Я бывала в приемной Предварилки еще раньше, девочкой. «В старое время», как теперь принято выражаться. Мы ходили туда с моей тетей Лидой, младшей сестрой мамы. Лида (чаще я звала ее Лидусей) была курсистка, в Предварилке бывали заключены ее друзья-студенты, «возмущавшиеся» против правительства. Они ненадолго попадали сюда за участие в демонстрациях или за хранение и распространение нелегальной литературы. Как-то раз угодила «в лапы сатрапов» и Лидуся. Правда, до тюрьмы дело не дошло. У нее и еще нескольких барышень-курсисток и молодых людей, студентов, просто отобрали на время студенческие билеты. Помню, в канцелярии на Гороховой один из «сатрапов» – усатый жандарм, совсем не злой, а просто очень усталый, – ворчал:
– Что ж, молодые господа, неужто делать вам больше нечего, как только жизни себе ломать? Вот погодите, дома влетит вам от родни! Папаша с мамашей небось на вас не надышатся, небось последние деньги отдали на вашу учебу, а вы фордыбачите. Чем вам не мила власть, в толк не возьму? Что ж лучше-то может быть?! Ладно, возьмите билетики и подите учитесь, а больше в политику не лезьте, не то пробросаетесь жизнями-то!
Усатый жандарм как в воду глядел. Пробросались мы, ох, пробросались! Все изменилось, а уж Предварилка-то… В приемной, где раньше собиралось человек пятнадцать-двадцать, теперь густая толпа – соответственно количеству тюремного населения. В камерах, рассчитанных на восемь человек, теперь по пятьдесят заключенных с лишком. А узники – те же студенты и курсистки, только повзрослевшие, постаревшие, проклинающие заблуждения своей молодости, которые довели их и Россию до того жуткого безвременья, кое мы переживаем и конца коему ждем. Ждем, но уже вряд ли верим в возможность перемен. Они, эти глупенькие, наивные друзья Лидуси, считали для себя честью «пострадать за народ». Он-то, народ, и отблагодарил их нынче!
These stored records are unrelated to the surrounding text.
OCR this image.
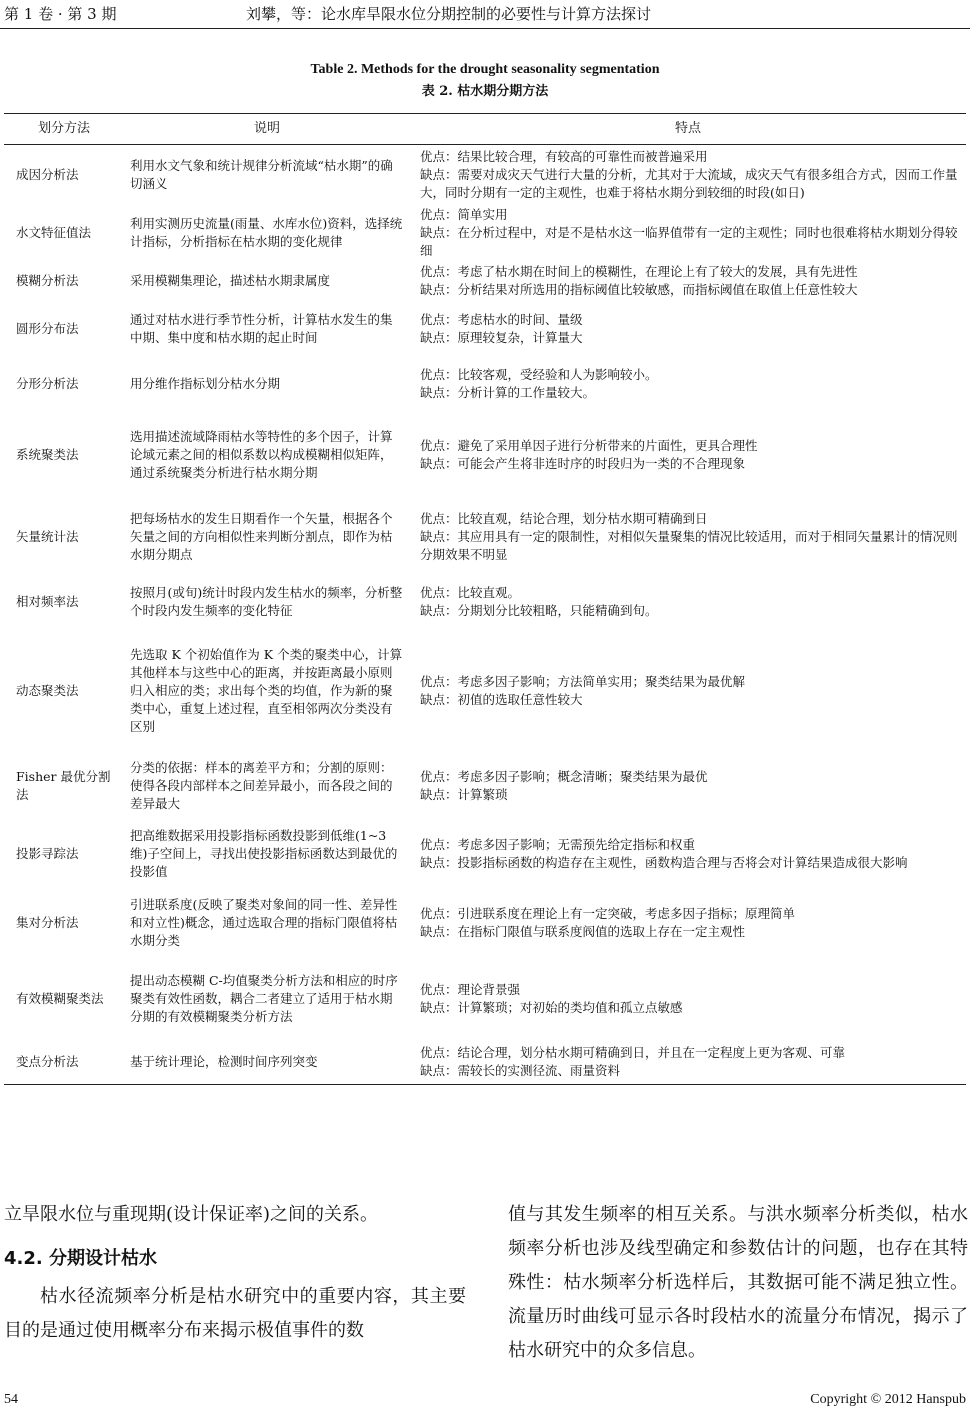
第 1 卷 · 第 3 期	刘攀，等：论水库旱限水位分期控制的必要性与计算方法探讨
Table 2. Methods for the drought seasonality segmentation
表 2. 枯水期分期方法
划分方法	说明	特点
成因分析法	利用水文气象和统计规律分析流域“枯水期”的确切涵义	优点：结果比较合理，有较高的可靠性而被普遍采用
缺点：需要对成灾天气进行大量的分析，尤其对于大流域，成灾天气有很多组合方式，因而工作量大，同时分期有一定的主观性，也难于将枯水期分到较细的时段(如日)

水文特征值法	利用实测历史流量(雨量、水库水位)资料，选择统计指标，分析指标在枯水期的变化规律	优点：简单实用
缺点：在分析过程中，对是不是枯水这一临界值带有一定的主观性；同时也很难将枯水期划分得较细

模糊分析法	采用模糊集理论，描述枯水期隶属度	优点：考虑了枯水期在时间上的模糊性，在理论上有了较大的发展，具有先进性
缺点：分析结果对所选用的指标阈值比较敏感，而指标阈值在取值上任意性较大

圆形分布法	通过对枯水进行季节性分析，计算枯水发生的集中期、集中度和枯水期的起止时间	优点：考虑枯水的时间、量级
缺点：原理较复杂，计算量大

分形分析法	用分维作指标划分枯水分期	优点：比较客观，受经验和人为影响较小。
缺点：分析计算的工作量较大。

系统聚类法	选用描述流域降雨枯水等特性的多个因子，计算论域元素之间的相似系数以构成模糊相似矩阵，通过系统聚类分析进行枯水期分期	优点：避免了采用单因子进行分析带来的片面性，更具合理性
缺点：可能会产生将非连时序的时段归为一类的不合理现象

矢量统计法	把每场枯水的发生日期看作一个矢量，根据各个矢量之间的方向相似性来判断分割点，即作为枯水期分期点	优点：比较直观，结论合理，划分枯水期可精确到日
缺点：其应用具有一定的限制性，对相似矢量聚集的情况比较适用，而对于相同矢量累计的情况则分期效果不明显

相对频率法	按照月(或旬)统计时段内发生枯水的频率，分析整个时段内发生频率的变化特征	优点：比较直观。
缺点：分期划分比较粗略，只能精确到旬。

动态聚类法	先选取 K 个初始值作为 K 个类的聚类中心，计算其他样本与这些中心的距离，并按距离最小原则归入相应的类；求出每个类的均值，作为新的聚类中心，重复上述过程，直至相邻两次分类没有区别	优点：考虑多因子影响；方法简单实用；聚类结果为最优解
缺点：初值的选取任意性较大

Fisher 最优分割法	分类的依据：样本的离差平方和；分割的原则：使得各段内部样本之间差异最小，而各段之间的差异最大	优点：考虑多因子影响；概念清晰；聚类结果为最优
缺点：计算繁琐

投影寻踪法	把高维数据采用投影指标函数投影到低维(1~3 维)子空间上，寻找出使投影指标函数达到最优的投影值	优点：考虑多因子影响；无需预先给定指标和权重
缺点：投影指标函数的构造存在主观性，函数构造合理与否将会对计算结果造成很大影响

集对分析法	引进联系度(反映了聚类对象间的同一性、差异性和对立性)概念，通过选取合理的指标门限值将枯水期分类	优点：引进联系度在理论上有一定突破，考虑多因子指标；原理简单
缺点：在指标门限值与联系度阀值的选取上存在一定主观性

有效模糊聚类法	提出动态模糊 C-均值聚类分析方法和相应的时序聚类有效性函数，耦合二者建立了适用于枯水期分期的有效模糊聚类分析方法	优点：理论背景强
缺点：计算繁琐；对初始的类均值和孤立点敏感

变点分析法	基于统计理论，检测时间序列突变	优点：结论合理，划分枯水期可精确到日，并且在一定程度上更为客观、可靠
缺点：需较长的实测径流、雨量资料
立旱限水位与重现期(设计保证率)之间的关系。
4.2. 分期设计枯水
枯水径流频率分析是枯水研究中的重要内容，其主要目的是通过使用概率分布来揭示极值事件的数
值与其发生频率的相互关系。与洪水频率分析类似，枯水频率分析也涉及线型确定和参数估计的问题，也存在其特殊性：枯水频率分析选样后，其数据可能不满足独立性。流量历时曲线可显示各时段枯水的流量分布情况，揭示了枯水研究中的众多信息。
54	Copyright © 2012 Hanspub
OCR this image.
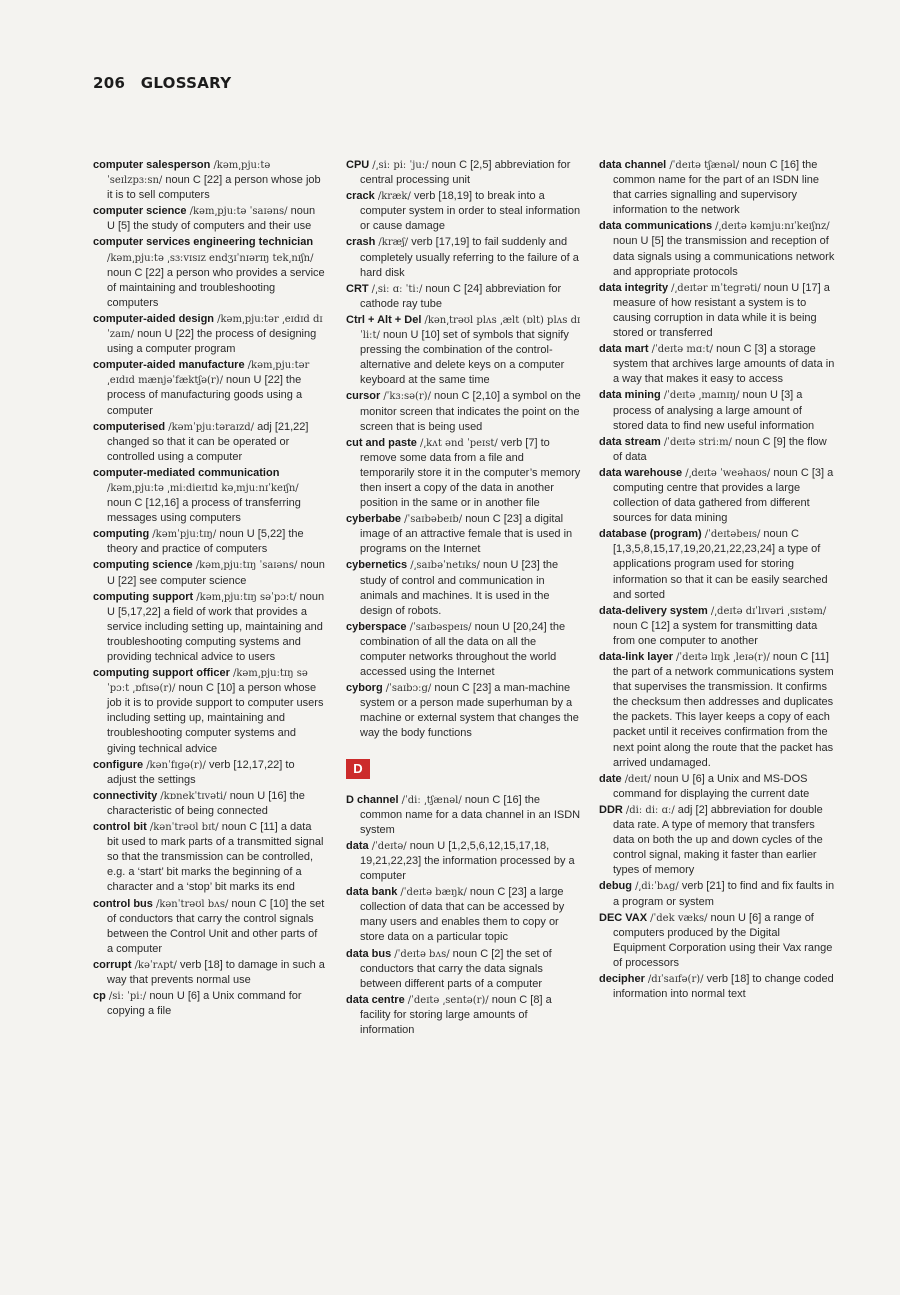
206 GLOSSARY
computer salesperson /kəm͵pjuːtə ˈseɪlzpɜːsn/ noun C [22] a person whose job it is to sell computers
computer science /kəm͵pjuːtə ˈsaɪəns/ noun U [5] the study of computers and their use
computer services engineering technician /kəm͵pjuːtə ͵sɜːvɪsɪz endʒɪˈnɪərɪŋ tek͵nɪʃn/ noun C [22] a person who provides a service of maintaining and troubleshooting computers
computer-aided design /kəm͵pjuːtər ͵eɪdɪd dɪˈzaɪn/ noun U [22] the process of designing using a computer program
computer-aided manufacture /kəm͵pjuːtər ͵eɪdɪd mænjəˈfæktʃə(r)/ noun U [22] the process of manufacturing goods using a computer
computerised /kəmˈpjuːtəraɪzd/ adj [21,22] changed so that it can be operated or controlled using a computer
computer-mediated communication /kəm͵pjuːtə ͵miːdieɪtɪd kə͵mjuːnɪˈkeɪʃn/ noun C [12,16] a process of transferring messages using computers
computing /kəmˈpjuːtɪŋ/ noun U [5,22] the theory and practice of computers
computing science /kəm͵pjuːtɪŋ ˈsaɪəns/ noun U [22] see computer science
computing support /kəm͵pjuːtɪŋ səˈpɔːt/ noun U [5,17,22] a field of work that provides a service including setting up, maintaining and troubleshooting computing systems and providing technical advice to users
computing support officer /kəm͵pjuːtɪŋ səˈpɔːt ͵ɒfɪsə(r)/ noun C [10] a person whose job it is to provide support to computer users including setting up, maintaining and troubleshooting computer systems and giving technical advice
configure /kənˈfɪgə(r)/ verb [12,17,22] to adjust the settings
connectivity /kɒnekˈtɪvəti/ noun U [16] the characteristic of being connected
control bit /kənˈtrəʊl bɪt/ noun C [11] a data bit used to mark parts of a transmitted signal so that the transmission can be controlled, e.g. a ‘start’ bit marks the beginning of a character and a ‘stop’ bit marks its end
control bus /kənˈtrəʊl bʌs/ noun C [10] the set of conductors that carry the control signals between the Control Unit and other parts of a computer
corrupt /kəˈrʌpt/ verb [18] to damage in such a way that prevents normal use
cp /siː ˈpiː/ noun U [6] a Unix command for copying a file
CPU /͵siː piː ˈjuː/ noun C [2,5] abbreviation for central processing unit
crack /kræk/ verb [18,19] to break into a computer system in order to steal information or cause damage
crash /kræʃ/ verb [17,19] to fail suddenly and completely usually referring to the failure of a hard disk
CRT /͵siː ɑː ˈtiː/ noun C [24] abbreviation for cathode ray tube
Ctrl + Alt + Del /kən͵trəʊl plʌs ͵ælt (ɒlt) plʌs dɪˈliːt/ noun U [10] set of symbols that signify pressing the combination of the control-alternative and delete keys on a computer keyboard at the same time
cursor /ˈkɜːsə(r)/ noun C [2,10] a symbol on the monitor screen that indicates the point on the screen that is being used
cut and paste /͵kʌt ənd ˈpeɪst/ verb [7] to remove some data from a file and temporarily store it in the computer’s memory then insert a copy of the data in another position in the same or in another file
cyberbabe /ˈsaɪbəbeɪb/ noun C [23] a digital image of an attractive female that is used in programs on the Internet
cybernetics /͵saɪbəˈnetɪks/ noun U [23] the study of control and communication in animals and machines. It is used in the design of robots.
cyberspace /ˈsaɪbəspeɪs/ noun U [20,24] the combination of all the data on all the computer networks throughout the world accessed using the Internet
cyborg /ˈsaɪbɔːg/ noun C [23] a man-machine system or a person made superhuman by a machine or external system that changes the way the body functions
D
D channel /ˈdiː ͵tʃænəl/ noun C [16] the common name for a data channel in an ISDN system
data /ˈdeɪtə/ noun U [1,2,5,6,12,15,17,18, 19,21,22,23] the information processed by a computer
data bank /ˈdeɪtə bæŋk/ noun C [23] a large collection of data that can be accessed by many users and enables them to copy or store data on a particular topic
data bus /ˈdeɪtə bʌs/ noun C [2] the set of conductors that carry the data signals between different parts of a computer
data centre /ˈdeɪtə ͵sentə(r)/ noun C [8] a facility for storing large amounts of information
data channel /ˈdeɪtə tʃænəl/ noun C [16] the common name for the part of an ISDN line that carries signalling and supervisory information to the network
data communications /͵deɪtə kəmjuːnɪˈkeɪʃnz/ noun U [5] the transmission and reception of data signals using a communications network and appropriate protocols
data integrity /͵deɪtər ɪnˈtegrəti/ noun U [17] a measure of how resistant a system is to causing corruption in data while it is being stored or transferred
data mart /ˈdeɪtə mɑːt/ noun C [3] a storage system that archives large amounts of data in a way that makes it easy to access
data mining /ˈdeɪtə ͵maɪnɪŋ/ noun U [3] a process of analysing a large amount of stored data to find new useful information
data stream /ˈdeɪtə striːm/ noun C [9] the flow of data
data warehouse /͵deɪtə ˈweəhaʊs/ noun C [3] a computing centre that provides a large collection of data gathered from different sources for data mining
database (program) /ˈdeɪtəbeɪs/ noun C [1,3,5,8,15,17,19,20,21,22,23,24] a type of applications program used for storing information so that it can be easily searched and sorted
data-delivery system /͵deɪtə dɪˈlɪvəri ͵sɪstəm/ noun C [12] a system for transmitting data from one computer to another
data-link layer /ˈdeɪtə lɪŋk ͵leɪə(r)/ noun C [11] the part of a network communications system that supervises the transmission. It confirms the checksum then addresses and duplicates the packets. This layer keeps a copy of each packet until it receives confirmation from the next point along the route that the packet has arrived undamaged.
date /deɪt/ noun U [6] a Unix and MS-DOS command for displaying the current date
DDR /diː diː ɑː/ adj [2] abbreviation for double data rate. A type of memory that transfers data on both the up and down cycles of the control signal, making it faster than earlier types of memory
debug /͵diːˈbʌg/ verb [21] to find and fix faults in a program or system
DEC VAX /ˈdek væks/ noun U [6] a range of computers produced by the Digital Equipment Corporation using their Vax range of processors
decipher /dɪˈsaɪfə(r)/ verb [18] to change coded information into normal text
Но вернемся к Предварилке. Помню, тетя Лида приносила своим друзьям-»политическим» в Предварилку жареных рябчиков, конфеты от Беррини и цветы от Эйдерса. Все это она, курсистка, вполне могла себе позволить, хотя жила своим трудом, без помощи родителей: эмансипе! Я же теперь, недоучившаяся акушерка, с азартом продаю портьеры, меховые воротники и бабушкино серебро, а в результате могу позволить себе принести брату только жалкий горшочек пшенной каши. Порцию для воробья, да и то – воробья несовершеннолетнего! А ведь мой любимый брат – взрослый, крупный мужчина…
Впрочем, Костя не жалуется. Недавно ему удалось через охранника передать мне письмо, в котором он уверял, что не голодает и даже делится едой с товарищами, потому что у них в тюрьме образован своего рода комитет, который следит за тем, чтобы все были хотя бы относительно сыты. Это случилось три месяца назад, когда был арестован и заключен в Предварилку полковник Борисоглебский. Он оказался в той же камере, где находится Костя, и вскоре узники выбрали его своим представителем. Он-то и придумал создать комитет защиты прав (ну какие могут быть права в Предварилке, их и по всей России-то нет!). В общем, появился комитет защиты заключенных. Теперь члены комитета вместе с тюремными служащими принимают передачи. В тюрьме, писал Костя, много лиц, которым никто ничего не приносит, поэтому постановили, что треть всего приносимого с воли идет им. В этом распределении участвует и господин полковник Борисоглебский.
Наверное, это чудесный человек. Наверное, это был чудесный человек… Я не знала его. Но я успела немного узнать его жену.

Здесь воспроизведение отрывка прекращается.